By Stephen Smith, Lt. Colonel –
On June 1, 2008, a fire was reported on the Universal Studios backlot. Several sets and a few attractions were damaged or destroyed. Eventually, the fire spread to a 22,320-square-foot nondescript warehouse identified only as warehouse #6197.
At the time, very few people knew just what was in that warehouse. It was not until a New York Times article in June 2019, 11 years after the fire, that the true contents of warehouse #6197 were revealed.
This unassuming warehouse had become, over the years, a treasure trove of original master recordings of some of the most important music ever assembled in one place.

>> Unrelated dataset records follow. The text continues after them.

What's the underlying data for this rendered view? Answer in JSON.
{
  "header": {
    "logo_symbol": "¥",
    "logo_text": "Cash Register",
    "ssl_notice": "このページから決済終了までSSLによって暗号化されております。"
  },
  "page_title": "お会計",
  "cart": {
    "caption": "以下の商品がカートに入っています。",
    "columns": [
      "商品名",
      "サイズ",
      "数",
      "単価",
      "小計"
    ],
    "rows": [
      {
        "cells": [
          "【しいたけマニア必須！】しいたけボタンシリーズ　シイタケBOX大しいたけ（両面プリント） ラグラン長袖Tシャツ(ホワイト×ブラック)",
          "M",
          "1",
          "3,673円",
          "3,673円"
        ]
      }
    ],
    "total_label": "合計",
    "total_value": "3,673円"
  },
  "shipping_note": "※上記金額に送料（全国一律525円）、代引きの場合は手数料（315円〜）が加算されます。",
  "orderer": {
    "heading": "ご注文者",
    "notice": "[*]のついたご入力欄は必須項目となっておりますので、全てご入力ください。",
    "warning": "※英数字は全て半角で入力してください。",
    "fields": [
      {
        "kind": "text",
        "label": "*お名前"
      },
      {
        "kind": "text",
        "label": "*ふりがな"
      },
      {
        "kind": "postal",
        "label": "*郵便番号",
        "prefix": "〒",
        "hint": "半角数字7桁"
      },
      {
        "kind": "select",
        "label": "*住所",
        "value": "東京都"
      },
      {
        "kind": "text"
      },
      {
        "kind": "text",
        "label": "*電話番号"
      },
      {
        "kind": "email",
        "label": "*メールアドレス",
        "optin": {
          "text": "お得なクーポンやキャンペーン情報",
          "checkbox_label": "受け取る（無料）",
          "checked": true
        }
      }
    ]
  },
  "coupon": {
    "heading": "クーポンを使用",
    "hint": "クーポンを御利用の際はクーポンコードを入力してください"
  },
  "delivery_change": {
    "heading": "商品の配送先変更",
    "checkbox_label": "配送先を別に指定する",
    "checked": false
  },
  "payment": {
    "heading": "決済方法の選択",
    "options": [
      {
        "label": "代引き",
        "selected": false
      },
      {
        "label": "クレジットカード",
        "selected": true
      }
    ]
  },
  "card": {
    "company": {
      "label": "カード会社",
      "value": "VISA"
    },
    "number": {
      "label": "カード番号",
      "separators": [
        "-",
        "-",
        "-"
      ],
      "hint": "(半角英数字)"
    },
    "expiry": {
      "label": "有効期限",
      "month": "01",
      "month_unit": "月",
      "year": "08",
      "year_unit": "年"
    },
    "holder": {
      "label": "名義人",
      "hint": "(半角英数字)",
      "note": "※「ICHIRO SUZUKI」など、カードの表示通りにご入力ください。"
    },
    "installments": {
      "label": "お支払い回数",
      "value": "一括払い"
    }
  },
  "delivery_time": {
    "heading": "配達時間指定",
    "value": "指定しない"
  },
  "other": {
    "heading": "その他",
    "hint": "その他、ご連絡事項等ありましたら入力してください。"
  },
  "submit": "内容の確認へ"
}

These were the recordings from which all subsequent copies are derived.
The list of artists whose recordings were housed in this faculty reads as a who’s who of popular and jazz music history. Space does not allow me to list the hundreds of artists whose master tapes were destroyed, but the list includes Elton John, Ella Fitzgerald, Louis Armstrong, Duke Ellington, Al Jolson, Bing Crosby, Ella Fitzgerald, Judy Garland, Chuck Berry, Aretha Franklin, Buddy Holly, John Coltrane, Dizzy Gillespie, Jimmy Buffett, the Eagles, Don Henley, Aerosmith, Steely Dan and the list goes on.
After hearing this story on the news, I was struck by the realization that no matter how hard we try as a society to protect items of great historical and cultural significance, our efforts are only partially successful at best. Think of all of the priceless artifacts that have been lost in various wars over the centuries, for example.

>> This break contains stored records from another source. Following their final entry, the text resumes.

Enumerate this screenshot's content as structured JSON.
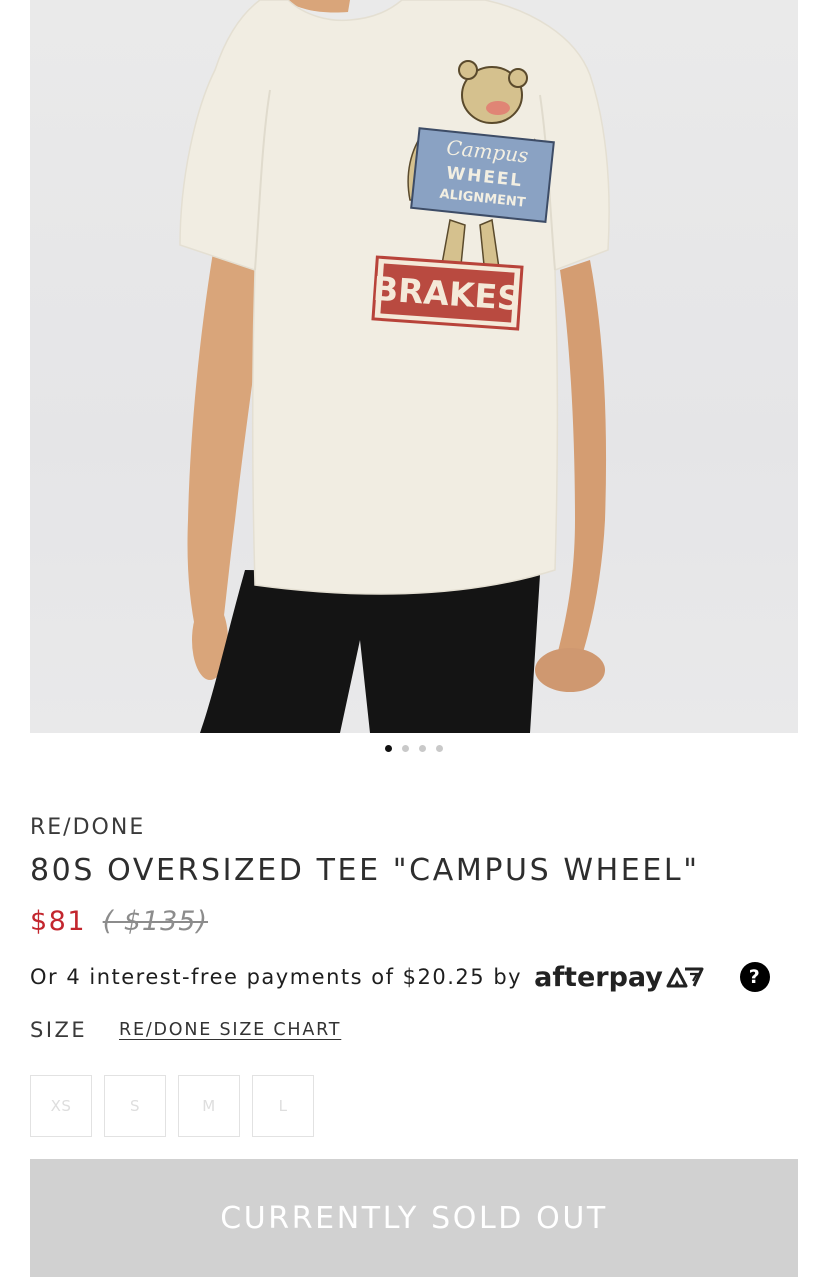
{
  "image": {
    "subject": "product-photo",
    "graphic_text": {
      "line1": "Campus",
      "line2": "WHEEL",
      "line3": "ALIGNMENT",
      "sign": "BRAKES"
    }
  },
  "gallery": {
    "dots": [
      {
        "active": true
      },
      {
        "active": false
      },
      {
        "active": false
      },
      {
        "active": false
      }
    ]
  },
  "product": {
    "brand": "RE/DONE",
    "title": "80S OVERSIZED TEE \"CAMPUS WHEEL\"",
    "price_now": "$81",
    "price_was": "( $135)"
  },
  "afterpay": {
    "text": "Or 4 interest-free payments of $20.25 by",
    "logo_text": "afterpay",
    "help_glyph": "?"
  },
  "size": {
    "label": "SIZE",
    "chart_link": "RE/DONE SIZE CHART",
    "options": [
      "XS",
      "S",
      "M",
      "L"
    ]
  },
  "cta": {
    "label": "CURRENTLY SOLD OUT"
  },
  "colors": {
    "sale_price": "#c3262e",
    "sold_out_bg": "#d1d1d1",
    "afterpay_mint": "#b2fce4"
  }
}
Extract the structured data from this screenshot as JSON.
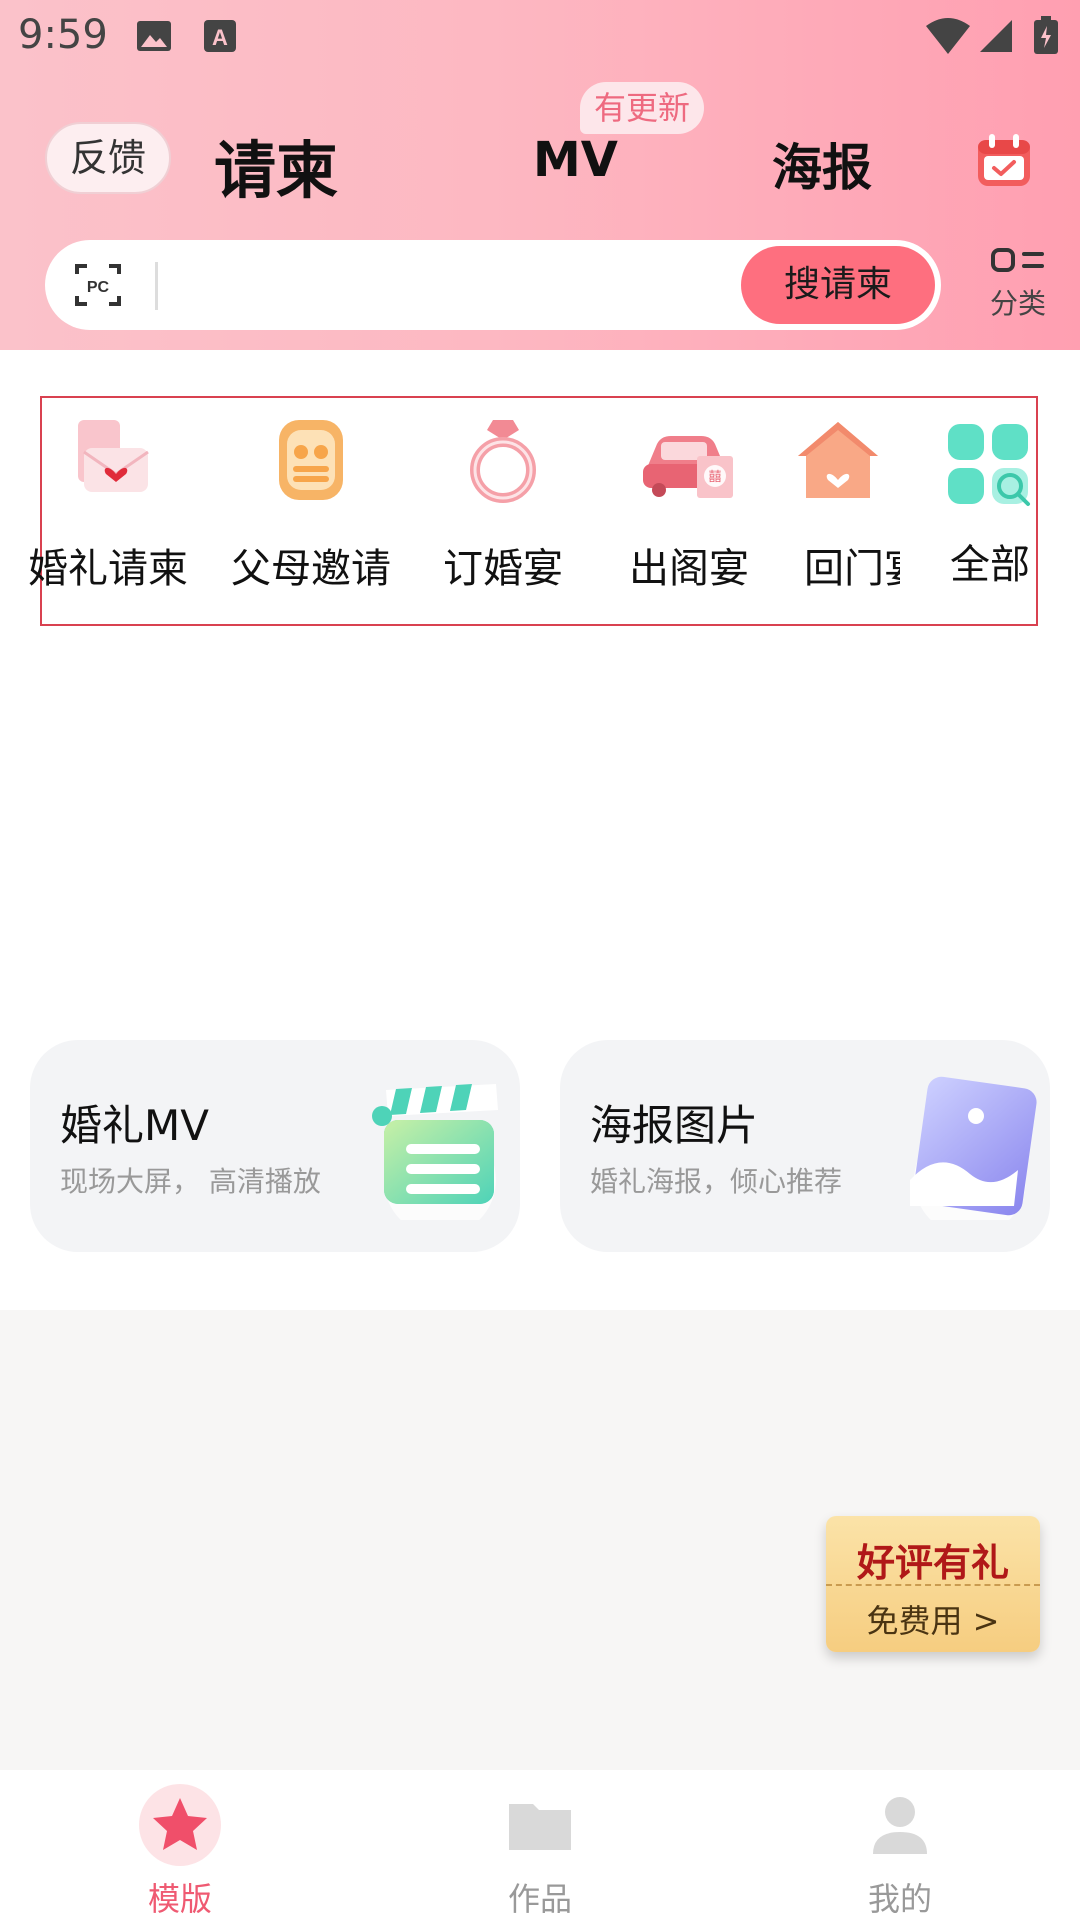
{
  "status_bar": {
    "time": "9:59",
    "icons": [
      "image-icon",
      "a-icon",
      "wifi-icon",
      "signal-icon",
      "battery-icon"
    ]
  },
  "header": {
    "feedback_label": "反馈",
    "tabs": [
      {
        "label": "请柬",
        "active": true
      },
      {
        "label": "MV",
        "badge": "有更新"
      },
      {
        "label": "海报"
      }
    ],
    "calendar_icon": "calendar-check-icon"
  },
  "search": {
    "placeholder": "",
    "scan_icon": "pc-scan-icon",
    "button_label": "搜请柬",
    "category_label": "分类"
  },
  "categories": [
    {
      "label": "婚礼请柬",
      "icon": "envelope-heart-icon"
    },
    {
      "label": "父母邀请",
      "icon": "parents-icon"
    },
    {
      "label": "订婚宴",
      "icon": "ring-icon"
    },
    {
      "label": "出阁宴",
      "icon": "wedding-car-icon"
    },
    {
      "label": "回门宴",
      "icon": "house-heart-icon"
    },
    {
      "label": "全部",
      "icon": "grid-search-icon"
    }
  ],
  "cards": [
    {
      "title": "婚礼MV",
      "subtitle": "现场大屏， 高清播放",
      "icon": "clapperboard-icon"
    },
    {
      "title": "海报图片",
      "subtitle": "婚礼海报，倾心推荐",
      "icon": "picture-icon"
    }
  ],
  "review_promo": {
    "title": "好评有礼",
    "subtitle": "免费用 >"
  },
  "bottom_nav": [
    {
      "label": "模版",
      "icon": "star-icon",
      "active": true
    },
    {
      "label": "作品",
      "icon": "folder-icon"
    },
    {
      "label": "我的",
      "icon": "user-icon"
    }
  ],
  "colors": {
    "accent": "#fe6f7f",
    "header_start": "#fbc2ca",
    "header_end": "#ff9fb1",
    "active_nav": "#ef5a72"
  }
}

The story of warehouse #6197 also reminded me of a simple, but significant passage in the Bible. In Matthew 6:19-21, Jesus reminds us that our attempts at collecting earthly treasures is an exercise in futility and only the things of God have eternal significance. Jesus says: “Do not store up for yourselves treasures on earth, where moths and vermin destroy, and where thieves break in and steal. But store up for yourselves treasures in heaven, where moths and vermin do not destroy, and where thieves do not break in and steal. For where your treasure is, there your heart will be also.”
Jesus made the point that people of his day were not to take too much stock in their fancy clothes, large amounts of stored corn or stashes of gold, because all of these treasures were subject to ruin by various means. This lesson is highly relevant to us today. How do we spend our money, our time, our mental energy? Are these valuable resources wasted on things with no eternal significance whatsoever?
As we enter this season of Thanksgiving, we might be tempted to thank God for our nice houses and cars and extra money in the bank when more appropriately we should thank him for our salvation, our families and for the opportunities he gives us each day to make a difference in this world.
“For where your treasure is, there your heart will be also.”